03. Nothing - Bruno Major

2 1 0
                                    


- - - - - - - - - -                                          - - - - - - - - - -

Satu jam sebelum acara reuni dimulai, dan didepan cerminlah Tamara berdiri. Melihat apa pakaian yang digunakannya sudah pas di tubuh rampingnya atau belum. Karena jika belum, iamungkin akan mengantinya kembali sampai merasa puas.

Sebuah kemeja putih tulang digunakannya, lalu dimasukan ke dalam bawahan rok berwarna coklat muda yang terlihat sangat pas di pinggang rampingnya. Berputar, Tamara terlihat sudah puas dengan apa yag dipakainya.

“Pake gelang bagus ga?” tanya Tamara dengan kedua lengan yang merentang di depan Anjani.

“Bagus, soalnya polos bajunya,” angguk Anjani yang kini tengah duduk di tempat tidur Tamara.

Anjani tertawa kecil, namun tetap saja itu mengalihkan perhatian Tamara. Tidak ada hal yang bisa ditertawakan namun sahabatnya tertawa, ini cukup untuk menjadi pertanyaan yang bisa diajukan seorang Tamara.

Hanya mengerutkan keningnya kearah Anjani, tapi sebagai sahabat tentunya ia sudah mengerti tingkah sahabatnya sendiri.

“Lo yang bilang ga usah ada persiapan, tapi lo dandan begini ya jadi gue ketawa.”

“Ini ga dandan, cuma biar keliatan rapi,” balasnya cepat.

“Heleh, juju raja Ra, dandan buat siapa si? Varen ya?” Anjani menaik turun kan kedua alisnya.

“Aduh apaan itu kenapa jadi Varen, cape gue kalo ngomongin dia,” balas Tamara cepat karena jujur, lelaki itu yang biasa menyulut emosinya saat dikelas, karena mereka ada di jurusan yang sama.

“Ya kali aja gitu lo move on dari Gala, pindah ke Varen.”

“Turun banget ya standar gue kalo gitu, dari Gala yang hampir sempurna ke Varen yang jauh dari sempurna.”

“Kali aja gitu, kalo ganteng menurut gue mereka sama sih, Varen sekarang ga ngotak style nya.”

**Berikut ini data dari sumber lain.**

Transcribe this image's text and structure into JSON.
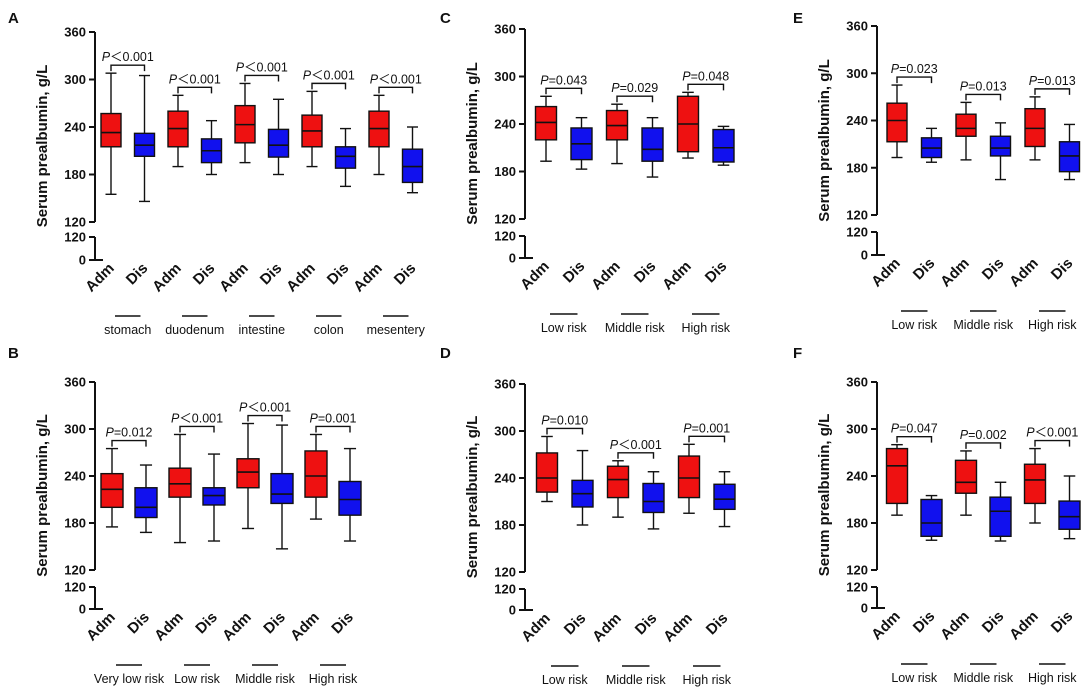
{
  "figure": {
    "description_colors": {
      "admission": "#ee1111",
      "discharge": "#1111ee",
      "axis": "#111111"
    }
  },
  "chart_data": [
    {
      "panel": "A",
      "type": "box",
      "ylabel": "Serum prealbumin, g/L",
      "yticks_upper": [
        120,
        180,
        240,
        300,
        360
      ],
      "yticks_lower": [
        0,
        120
      ],
      "ylim_upper": [
        120,
        360
      ],
      "xlabels": [
        "Adm",
        "Dis"
      ],
      "groups": [
        {
          "name": "stomach",
          "p": "P＜0.001",
          "adm": {
            "min": 155,
            "q1": 215,
            "median": 233,
            "q3": 257,
            "max": 308
          },
          "dis": {
            "min": 146,
            "q1": 203,
            "median": 217,
            "q3": 232,
            "max": 305
          }
        },
        {
          "name": "duodenum",
          "p": "P＜0.001",
          "adm": {
            "min": 190,
            "q1": 215,
            "median": 238,
            "q3": 260,
            "max": 280
          },
          "dis": {
            "min": 180,
            "q1": 195,
            "median": 210,
            "q3": 225,
            "max": 248
          }
        },
        {
          "name": "intestine",
          "p": "P＜0.001",
          "adm": {
            "min": 195,
            "q1": 220,
            "median": 243,
            "q3": 267,
            "max": 295
          },
          "dis": {
            "min": 180,
            "q1": 202,
            "median": 217,
            "q3": 237,
            "max": 275
          }
        },
        {
          "name": "colon",
          "p": "P＜0.001",
          "adm": {
            "min": 190,
            "q1": 215,
            "median": 235,
            "q3": 255,
            "max": 285
          },
          "dis": {
            "min": 165,
            "q1": 188,
            "median": 203,
            "q3": 215,
            "max": 238
          }
        },
        {
          "name": "mesentery",
          "p": "P＜0.001",
          "adm": {
            "min": 180,
            "q1": 215,
            "median": 238,
            "q3": 260,
            "max": 280
          },
          "dis": {
            "min": 157,
            "q1": 170,
            "median": 190,
            "q3": 212,
            "max": 240
          }
        }
      ]
    },
    {
      "panel": "B",
      "type": "box",
      "ylabel": "Serum prealbumin, g/L",
      "yticks_upper": [
        120,
        180,
        240,
        300,
        360
      ],
      "yticks_lower": [
        0,
        120
      ],
      "ylim_upper": [
        120,
        360
      ],
      "xlabels": [
        "Adm",
        "Dis"
      ],
      "groups": [
        {
          "name": "Very low risk",
          "p": "P=0.012",
          "adm": {
            "min": 175,
            "q1": 200,
            "median": 223,
            "q3": 243,
            "max": 275
          },
          "dis": {
            "min": 168,
            "q1": 187,
            "median": 200,
            "q3": 225,
            "max": 254
          }
        },
        {
          "name": "Low risk",
          "p": "P＜0.001",
          "adm": {
            "min": 155,
            "q1": 213,
            "median": 230,
            "q3": 250,
            "max": 293
          },
          "dis": {
            "min": 157,
            "q1": 203,
            "median": 215,
            "q3": 225,
            "max": 268
          }
        },
        {
          "name": "Middle risk",
          "p": "P＜0.001",
          "adm": {
            "min": 173,
            "q1": 225,
            "median": 245,
            "q3": 262,
            "max": 307
          },
          "dis": {
            "min": 147,
            "q1": 205,
            "median": 217,
            "q3": 243,
            "max": 305
          }
        },
        {
          "name": "High risk",
          "p": "P=0.001",
          "adm": {
            "min": 185,
            "q1": 213,
            "median": 240,
            "q3": 272,
            "max": 293
          },
          "dis": {
            "min": 157,
            "q1": 190,
            "median": 210,
            "q3": 233,
            "max": 275
          }
        }
      ]
    },
    {
      "panel": "C",
      "type": "box",
      "ylabel": "Serum prealbumin, g/L",
      "yticks_upper": [
        120,
        180,
        240,
        300,
        360
      ],
      "yticks_lower": [
        0,
        120
      ],
      "ylim_upper": [
        120,
        360
      ],
      "xlabels": [
        "Adm",
        "Dis"
      ],
      "groups": [
        {
          "name": "Low risk",
          "p": "P=0.043",
          "adm": {
            "min": 193,
            "q1": 220,
            "median": 242,
            "q3": 262,
            "max": 275
          },
          "dis": {
            "min": 183,
            "q1": 195,
            "median": 215,
            "q3": 235,
            "max": 248
          }
        },
        {
          "name": "Middle risk",
          "p": "P=0.029",
          "adm": {
            "min": 190,
            "q1": 220,
            "median": 238,
            "q3": 257,
            "max": 265
          },
          "dis": {
            "min": 173,
            "q1": 193,
            "median": 208,
            "q3": 235,
            "max": 248
          }
        },
        {
          "name": "High risk",
          "p": "P=0.048",
          "adm": {
            "min": 197,
            "q1": 205,
            "median": 240,
            "q3": 275,
            "max": 280
          },
          "dis": {
            "min": 188,
            "q1": 192,
            "median": 210,
            "q3": 233,
            "max": 237
          }
        }
      ]
    },
    {
      "panel": "D",
      "type": "box",
      "ylabel": "Serum prealbumin, g/L",
      "yticks_upper": [
        120,
        180,
        240,
        300,
        360
      ],
      "yticks_lower": [
        0,
        120
      ],
      "ylim_upper": [
        120,
        360
      ],
      "xlabels": [
        "Adm",
        "Dis"
      ],
      "groups": [
        {
          "name": "Low risk",
          "p": "P=0.010",
          "adm": {
            "min": 210,
            "q1": 222,
            "median": 240,
            "q3": 272,
            "max": 293
          },
          "dis": {
            "min": 180,
            "q1": 203,
            "median": 220,
            "q3": 237,
            "max": 275
          }
        },
        {
          "name": "Middle risk",
          "p": "P＜0.001",
          "adm": {
            "min": 190,
            "q1": 215,
            "median": 238,
            "q3": 255,
            "max": 262
          },
          "dis": {
            "min": 175,
            "q1": 196,
            "median": 210,
            "q3": 233,
            "max": 248
          }
        },
        {
          "name": "High risk",
          "p": "P=0.001",
          "adm": {
            "min": 195,
            "q1": 215,
            "median": 240,
            "q3": 268,
            "max": 283
          },
          "dis": {
            "min": 178,
            "q1": 200,
            "median": 213,
            "q3": 232,
            "max": 248
          }
        }
      ]
    },
    {
      "panel": "E",
      "type": "box",
      "ylabel": "Serum prealbumin, g/L",
      "yticks_upper": [
        120,
        180,
        240,
        300,
        360
      ],
      "yticks_lower": [
        0,
        120
      ],
      "ylim_upper": [
        120,
        360
      ],
      "xlabels": [
        "Adm",
        "Dis"
      ],
      "groups": [
        {
          "name": "Low risk",
          "p": "P=0.023",
          "adm": {
            "min": 193,
            "q1": 213,
            "median": 240,
            "q3": 262,
            "max": 285
          },
          "dis": {
            "min": 187,
            "q1": 193,
            "median": 205,
            "q3": 218,
            "max": 230
          }
        },
        {
          "name": "Middle risk",
          "p": "P=0.013",
          "adm": {
            "min": 190,
            "q1": 220,
            "median": 230,
            "q3": 248,
            "max": 263
          },
          "dis": {
            "min": 165,
            "q1": 195,
            "median": 205,
            "q3": 220,
            "max": 237
          }
        },
        {
          "name": "High risk",
          "p": "P=0.013",
          "adm": {
            "min": 190,
            "q1": 207,
            "median": 230,
            "q3": 255,
            "max": 270
          },
          "dis": {
            "min": 165,
            "q1": 175,
            "median": 195,
            "q3": 213,
            "max": 235
          }
        }
      ]
    },
    {
      "panel": "F",
      "type": "box",
      "ylabel": "Serum prealbumin, g/L",
      "yticks_upper": [
        120,
        180,
        240,
        300,
        360
      ],
      "yticks_lower": [
        0,
        120
      ],
      "ylim_upper": [
        120,
        360
      ],
      "xlabels": [
        "Adm",
        "Dis"
      ],
      "groups": [
        {
          "name": "Low risk",
          "p": "P=0.047",
          "adm": {
            "min": 190,
            "q1": 205,
            "median": 253,
            "q3": 275,
            "max": 280
          },
          "dis": {
            "min": 158,
            "q1": 163,
            "median": 180,
            "q3": 210,
            "max": 215
          }
        },
        {
          "name": "Middle risk",
          "p": "P=0.002",
          "adm": {
            "min": 190,
            "q1": 218,
            "median": 232,
            "q3": 260,
            "max": 272
          },
          "dis": {
            "min": 157,
            "q1": 163,
            "median": 195,
            "q3": 213,
            "max": 232
          }
        },
        {
          "name": "High risk",
          "p": "P＜0.001",
          "adm": {
            "min": 180,
            "q1": 205,
            "median": 235,
            "q3": 255,
            "max": 275
          },
          "dis": {
            "min": 160,
            "q1": 172,
            "median": 188,
            "q3": 208,
            "max": 240
          }
        }
      ]
    }
  ]
}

“Emang dari dulu dia ga ngotak, Varen ga pernah waras dari dulu,” sanyumnya pada Anjani dengan sudut bibir yang sangat lebar.

Hening melanda selama beberapa menit karena Anjani yang tengah membuka ponsel, Tamara juga terlihat cukup sibuk dengan make up nya.

“Ra.”

“Hm?”

“Gimana kalo ada Gala disana?” tanya Anjani tiba-tiba.

“Ya ga mungkin juga lah Ja, mau ngapain dia disana coba? Nongkrong gitu?”

“Ya iya, itu kan café jadi ya ga mustahil ada Gala disana.”

“Ga tau deh, males gue mikirinnya, yang jelas ga mungkin juga.”

Balas Tamara yang kemudian beranjak dari kursinya dan mengambil tas slempang. Gadis itu kemudian berjalan kearah pintu, dan berpamitan pada orang tuanya untuk berangkat ke acara yang tak akan lama lagi segera dimulai.

. . .

Sampai di café yang sudah menjadi tempat tujuan, Tamara membuka pintu secara perlahan dengan sebuah lagu yang tampak menyambutnya. Seorang penyanyi di tempatnya kini tengah memetik gitar sembari menyanyikan lagu nothing milik Bruno Major.

Sebuah lagu yang sangat cocok dengan suasana dan udara malam yang memabukkan. Hanya dengan berjalan masuk ke dalam café, suasana hati Tamara berada di titik terbaiknya. Jujur saja ia juga rindu dengan rasa ramai dan keasikan mereka selama sekolah dulu.

Waktu dimana yang ada di pikiran mereka hanya tentang datang ke sekolah, apapun yang terjadi pada nilai, apapun yang terjadi pada rapot, bukanlah hal yang harus dibesar-besarkan.

Berjalan, Tamara bersama Anjani langsung saja menuju meja yang sudah disiapkan. Seperti dugaan, masih belum ada siapapun yang datang.

“Ra, lo sampe sekarang masih deket kan sama Varen?” tanya Anjani tiba-tiba, yang membuat lawan bicaranya mengangkat kedua alis.

“Ya orang gue sama dia sama-sama masuk psikologi, gimana kita ga deket,” jawabnya sederhana.

“Iya juga sih, mungkin karena itu sih ya gue sering liat kalo kalian barengan, selalu keknya kalo lo ga lagi sama gue,” balas Anjani lagi.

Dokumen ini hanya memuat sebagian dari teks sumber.